Well, they are in effect saying that it is my responsibility to correct the problem that they (or actually, their contractor) caused. The plumbing contractor that I hired to power snake the sewer line also does sewer line replacement, and he gave me a cost estimate yesterday of $13.9K.

This does not seem at all fair to me. Why should I have to pay for damage caused by someone else? I had the sewer line cleaned out (for roots) approx. 2 years ago by a different plumbing contractor and I can prove that at that time the line was intact because he power rooted a full 100' length of sewer line. The backup problem started when they started digging and the damage in the line is directly below where they were digging (only 65' out) with a massive machine, so I am convinced this is not coincidence. What safeguards did the City of Boulder have in place to protect homeowners for damage caused by one of their contractors? A guy can do a lot of damage digging with a big track-hoe. Does the City have insurance to cover against things like this? Is the contractor bonded and insured?

Anyone can say "I am not responsible for this or that...", but shouldn't this be decided by a court?

I guess my simple question is... in your opinion should the City of Boulder, Colorado and/or its contractor be held responsible for damage caused by their contractor?
Hi - my name is XXXXX XXXXX I'm a Real Estate litigation attorney. Thanks for your question. I'll be glad to assist.
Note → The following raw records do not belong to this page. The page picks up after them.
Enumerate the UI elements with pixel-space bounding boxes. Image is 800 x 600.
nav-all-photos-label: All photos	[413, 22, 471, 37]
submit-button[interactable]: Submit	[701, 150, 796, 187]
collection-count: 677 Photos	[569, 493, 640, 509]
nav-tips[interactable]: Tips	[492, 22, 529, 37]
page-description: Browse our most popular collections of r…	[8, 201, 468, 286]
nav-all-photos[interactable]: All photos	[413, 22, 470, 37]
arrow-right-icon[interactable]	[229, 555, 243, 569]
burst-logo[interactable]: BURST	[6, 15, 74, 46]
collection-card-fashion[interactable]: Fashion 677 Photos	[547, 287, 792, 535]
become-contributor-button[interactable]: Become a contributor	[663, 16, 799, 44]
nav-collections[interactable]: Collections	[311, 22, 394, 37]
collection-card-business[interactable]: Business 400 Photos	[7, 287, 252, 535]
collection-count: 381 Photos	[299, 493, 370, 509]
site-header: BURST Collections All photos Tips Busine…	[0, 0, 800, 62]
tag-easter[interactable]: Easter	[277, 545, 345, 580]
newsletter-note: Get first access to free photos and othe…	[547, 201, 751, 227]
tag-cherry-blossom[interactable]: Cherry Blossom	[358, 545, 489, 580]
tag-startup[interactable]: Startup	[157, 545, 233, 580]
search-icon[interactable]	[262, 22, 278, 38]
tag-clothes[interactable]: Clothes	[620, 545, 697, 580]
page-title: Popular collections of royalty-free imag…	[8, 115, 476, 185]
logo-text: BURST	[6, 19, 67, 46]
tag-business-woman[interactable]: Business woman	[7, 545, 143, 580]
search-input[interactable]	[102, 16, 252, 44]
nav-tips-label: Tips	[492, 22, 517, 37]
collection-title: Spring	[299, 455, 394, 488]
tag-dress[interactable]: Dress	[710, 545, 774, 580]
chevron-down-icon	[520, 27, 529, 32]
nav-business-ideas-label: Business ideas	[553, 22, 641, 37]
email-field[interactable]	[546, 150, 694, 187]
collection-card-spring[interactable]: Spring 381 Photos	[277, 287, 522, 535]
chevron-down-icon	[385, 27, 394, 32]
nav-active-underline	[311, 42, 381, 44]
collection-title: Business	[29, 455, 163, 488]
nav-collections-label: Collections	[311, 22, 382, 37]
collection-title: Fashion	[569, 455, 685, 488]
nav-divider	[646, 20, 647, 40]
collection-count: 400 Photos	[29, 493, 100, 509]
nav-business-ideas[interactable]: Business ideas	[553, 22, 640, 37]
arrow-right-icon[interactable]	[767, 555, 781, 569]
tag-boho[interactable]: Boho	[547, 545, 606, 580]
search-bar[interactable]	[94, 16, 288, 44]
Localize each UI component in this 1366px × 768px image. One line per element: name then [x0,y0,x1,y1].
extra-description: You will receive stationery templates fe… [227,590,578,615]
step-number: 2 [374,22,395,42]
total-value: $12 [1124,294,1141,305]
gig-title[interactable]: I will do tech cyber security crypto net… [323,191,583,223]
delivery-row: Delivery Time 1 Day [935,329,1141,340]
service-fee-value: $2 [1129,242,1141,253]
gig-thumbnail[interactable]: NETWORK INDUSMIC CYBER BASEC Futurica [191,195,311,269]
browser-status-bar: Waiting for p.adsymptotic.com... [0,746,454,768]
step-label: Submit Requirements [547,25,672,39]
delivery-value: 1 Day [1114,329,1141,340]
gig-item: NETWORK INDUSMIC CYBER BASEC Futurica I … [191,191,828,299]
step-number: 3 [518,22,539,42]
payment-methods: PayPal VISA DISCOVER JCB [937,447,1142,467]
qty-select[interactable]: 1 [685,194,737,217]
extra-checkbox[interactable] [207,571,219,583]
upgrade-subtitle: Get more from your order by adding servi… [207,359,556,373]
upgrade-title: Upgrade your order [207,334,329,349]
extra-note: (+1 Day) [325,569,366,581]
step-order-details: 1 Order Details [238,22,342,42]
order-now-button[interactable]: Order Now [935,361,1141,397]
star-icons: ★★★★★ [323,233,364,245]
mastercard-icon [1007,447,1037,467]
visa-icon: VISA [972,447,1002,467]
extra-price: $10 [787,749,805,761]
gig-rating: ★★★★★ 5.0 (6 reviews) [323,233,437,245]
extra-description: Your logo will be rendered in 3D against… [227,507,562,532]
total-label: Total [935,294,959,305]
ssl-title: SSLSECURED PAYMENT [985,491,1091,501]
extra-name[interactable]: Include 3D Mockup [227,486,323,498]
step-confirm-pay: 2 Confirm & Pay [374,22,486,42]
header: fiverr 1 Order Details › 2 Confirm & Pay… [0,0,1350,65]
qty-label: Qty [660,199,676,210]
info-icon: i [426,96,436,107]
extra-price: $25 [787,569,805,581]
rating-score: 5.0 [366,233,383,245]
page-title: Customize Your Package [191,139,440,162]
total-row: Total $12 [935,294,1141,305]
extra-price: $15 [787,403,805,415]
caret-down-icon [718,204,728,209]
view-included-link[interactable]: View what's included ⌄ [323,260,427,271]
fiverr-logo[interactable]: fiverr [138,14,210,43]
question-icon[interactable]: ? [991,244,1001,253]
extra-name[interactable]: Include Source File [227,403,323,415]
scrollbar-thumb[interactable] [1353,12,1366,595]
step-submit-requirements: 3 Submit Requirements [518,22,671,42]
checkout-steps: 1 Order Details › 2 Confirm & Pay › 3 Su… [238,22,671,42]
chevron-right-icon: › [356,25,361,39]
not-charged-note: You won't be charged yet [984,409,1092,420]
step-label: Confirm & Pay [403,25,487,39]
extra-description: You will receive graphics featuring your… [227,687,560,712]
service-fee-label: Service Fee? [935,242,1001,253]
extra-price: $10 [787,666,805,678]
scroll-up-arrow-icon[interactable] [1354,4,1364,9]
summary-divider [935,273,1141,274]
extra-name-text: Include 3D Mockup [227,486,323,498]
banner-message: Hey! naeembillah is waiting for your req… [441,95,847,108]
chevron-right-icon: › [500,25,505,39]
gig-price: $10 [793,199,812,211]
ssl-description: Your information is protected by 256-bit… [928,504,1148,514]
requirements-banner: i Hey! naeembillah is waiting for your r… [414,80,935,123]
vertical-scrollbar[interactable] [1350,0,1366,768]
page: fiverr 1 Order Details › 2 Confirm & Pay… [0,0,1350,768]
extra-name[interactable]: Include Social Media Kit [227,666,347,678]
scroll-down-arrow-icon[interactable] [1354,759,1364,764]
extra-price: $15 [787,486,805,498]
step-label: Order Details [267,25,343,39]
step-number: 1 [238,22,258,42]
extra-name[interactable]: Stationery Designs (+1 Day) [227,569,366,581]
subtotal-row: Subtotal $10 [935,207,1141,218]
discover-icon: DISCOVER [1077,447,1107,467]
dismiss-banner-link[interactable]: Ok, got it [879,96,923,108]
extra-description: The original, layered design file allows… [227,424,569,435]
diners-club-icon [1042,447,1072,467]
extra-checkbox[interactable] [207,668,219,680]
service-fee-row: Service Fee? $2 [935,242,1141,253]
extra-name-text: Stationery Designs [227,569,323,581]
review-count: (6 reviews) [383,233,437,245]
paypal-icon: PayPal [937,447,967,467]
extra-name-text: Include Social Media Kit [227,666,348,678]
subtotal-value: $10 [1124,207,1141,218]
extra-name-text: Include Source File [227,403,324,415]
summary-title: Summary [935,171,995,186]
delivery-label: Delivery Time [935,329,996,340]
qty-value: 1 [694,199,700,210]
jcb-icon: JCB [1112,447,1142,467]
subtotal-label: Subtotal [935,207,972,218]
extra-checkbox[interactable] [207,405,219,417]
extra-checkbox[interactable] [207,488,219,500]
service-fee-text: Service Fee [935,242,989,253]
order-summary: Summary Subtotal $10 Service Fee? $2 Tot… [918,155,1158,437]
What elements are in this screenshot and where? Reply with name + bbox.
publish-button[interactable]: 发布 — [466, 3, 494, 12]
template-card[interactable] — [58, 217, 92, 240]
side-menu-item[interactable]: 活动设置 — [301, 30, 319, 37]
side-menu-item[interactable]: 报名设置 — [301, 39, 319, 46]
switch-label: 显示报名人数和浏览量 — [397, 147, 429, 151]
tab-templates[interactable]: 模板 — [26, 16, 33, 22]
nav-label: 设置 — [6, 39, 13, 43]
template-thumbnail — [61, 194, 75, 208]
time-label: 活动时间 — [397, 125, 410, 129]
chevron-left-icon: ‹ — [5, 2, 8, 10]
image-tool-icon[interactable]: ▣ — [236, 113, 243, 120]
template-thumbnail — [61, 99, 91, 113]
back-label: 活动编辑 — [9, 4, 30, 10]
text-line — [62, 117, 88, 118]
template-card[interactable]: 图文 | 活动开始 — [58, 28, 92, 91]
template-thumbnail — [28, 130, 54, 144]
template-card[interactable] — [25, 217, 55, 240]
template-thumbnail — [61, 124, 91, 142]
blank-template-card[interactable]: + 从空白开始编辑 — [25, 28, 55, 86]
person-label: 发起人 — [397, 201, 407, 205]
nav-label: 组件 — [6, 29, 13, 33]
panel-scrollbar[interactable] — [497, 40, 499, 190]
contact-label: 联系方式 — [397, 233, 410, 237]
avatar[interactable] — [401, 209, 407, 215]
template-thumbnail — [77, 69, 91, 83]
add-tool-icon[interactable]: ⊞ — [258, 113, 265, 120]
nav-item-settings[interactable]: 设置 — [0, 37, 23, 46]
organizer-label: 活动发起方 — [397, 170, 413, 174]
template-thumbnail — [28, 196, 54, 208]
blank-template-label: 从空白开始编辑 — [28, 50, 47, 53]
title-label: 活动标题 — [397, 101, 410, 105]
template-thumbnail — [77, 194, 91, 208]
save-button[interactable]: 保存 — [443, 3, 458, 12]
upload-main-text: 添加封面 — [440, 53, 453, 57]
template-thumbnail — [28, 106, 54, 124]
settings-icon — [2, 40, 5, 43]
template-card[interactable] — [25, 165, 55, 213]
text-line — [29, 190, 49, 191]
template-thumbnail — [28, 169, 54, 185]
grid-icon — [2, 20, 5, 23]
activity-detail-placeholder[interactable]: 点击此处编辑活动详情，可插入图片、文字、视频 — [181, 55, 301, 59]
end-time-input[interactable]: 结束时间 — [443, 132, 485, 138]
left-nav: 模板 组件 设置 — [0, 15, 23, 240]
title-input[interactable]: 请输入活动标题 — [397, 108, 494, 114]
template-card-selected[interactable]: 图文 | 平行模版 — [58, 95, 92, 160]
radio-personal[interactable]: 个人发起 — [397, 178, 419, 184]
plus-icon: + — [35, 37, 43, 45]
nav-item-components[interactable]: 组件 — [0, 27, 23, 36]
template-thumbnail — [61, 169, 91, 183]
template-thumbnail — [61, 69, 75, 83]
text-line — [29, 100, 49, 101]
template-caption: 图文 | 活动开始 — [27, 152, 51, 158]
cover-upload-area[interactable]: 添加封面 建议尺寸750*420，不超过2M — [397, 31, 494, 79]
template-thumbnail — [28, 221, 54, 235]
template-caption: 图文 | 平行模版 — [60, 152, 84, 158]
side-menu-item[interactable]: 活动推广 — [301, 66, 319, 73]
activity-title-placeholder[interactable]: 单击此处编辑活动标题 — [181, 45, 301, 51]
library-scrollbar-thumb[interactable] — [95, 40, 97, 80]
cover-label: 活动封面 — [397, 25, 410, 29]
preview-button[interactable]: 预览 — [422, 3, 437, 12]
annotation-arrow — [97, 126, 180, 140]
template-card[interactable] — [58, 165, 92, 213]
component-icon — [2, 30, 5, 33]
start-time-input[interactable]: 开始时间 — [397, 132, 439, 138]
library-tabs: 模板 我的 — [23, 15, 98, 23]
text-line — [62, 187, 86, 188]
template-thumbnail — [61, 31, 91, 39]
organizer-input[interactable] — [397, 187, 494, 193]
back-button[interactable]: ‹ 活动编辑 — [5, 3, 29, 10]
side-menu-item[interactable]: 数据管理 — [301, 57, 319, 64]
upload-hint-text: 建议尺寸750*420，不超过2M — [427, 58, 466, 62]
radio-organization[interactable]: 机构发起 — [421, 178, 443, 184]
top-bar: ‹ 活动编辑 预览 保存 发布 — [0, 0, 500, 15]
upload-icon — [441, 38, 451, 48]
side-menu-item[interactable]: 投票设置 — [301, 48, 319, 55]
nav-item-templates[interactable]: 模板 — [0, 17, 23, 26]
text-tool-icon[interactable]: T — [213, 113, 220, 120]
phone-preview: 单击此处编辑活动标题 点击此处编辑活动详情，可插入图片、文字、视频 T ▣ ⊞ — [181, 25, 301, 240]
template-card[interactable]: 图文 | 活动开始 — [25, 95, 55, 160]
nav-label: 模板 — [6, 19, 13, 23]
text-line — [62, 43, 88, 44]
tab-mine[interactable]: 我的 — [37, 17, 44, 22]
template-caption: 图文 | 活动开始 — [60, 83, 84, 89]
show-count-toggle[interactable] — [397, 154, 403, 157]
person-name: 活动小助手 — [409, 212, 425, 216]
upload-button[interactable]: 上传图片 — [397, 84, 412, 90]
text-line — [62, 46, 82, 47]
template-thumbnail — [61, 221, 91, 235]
The provision on the city's website would not exculpate it from liability if IT (the City) actually caused the damage to your sewer line. Thus, if you can prove that the City damaged your line, then it would be responsible for the repair.

You would have to go to the City and ask it to investigate and also consult with your plumber about the cause of the pipe's damage. If the City refuses to make the repair, and you have adequate proof that the damage was caused by the City, then you have the right to sue and seek damages from the City in an amount to cover the damages.

Thus, you should consult the City about it taking responsibility and correcting the damage, and if that isn't done, then you should consider hiring an attorney and discuss suing the City for the repair costs.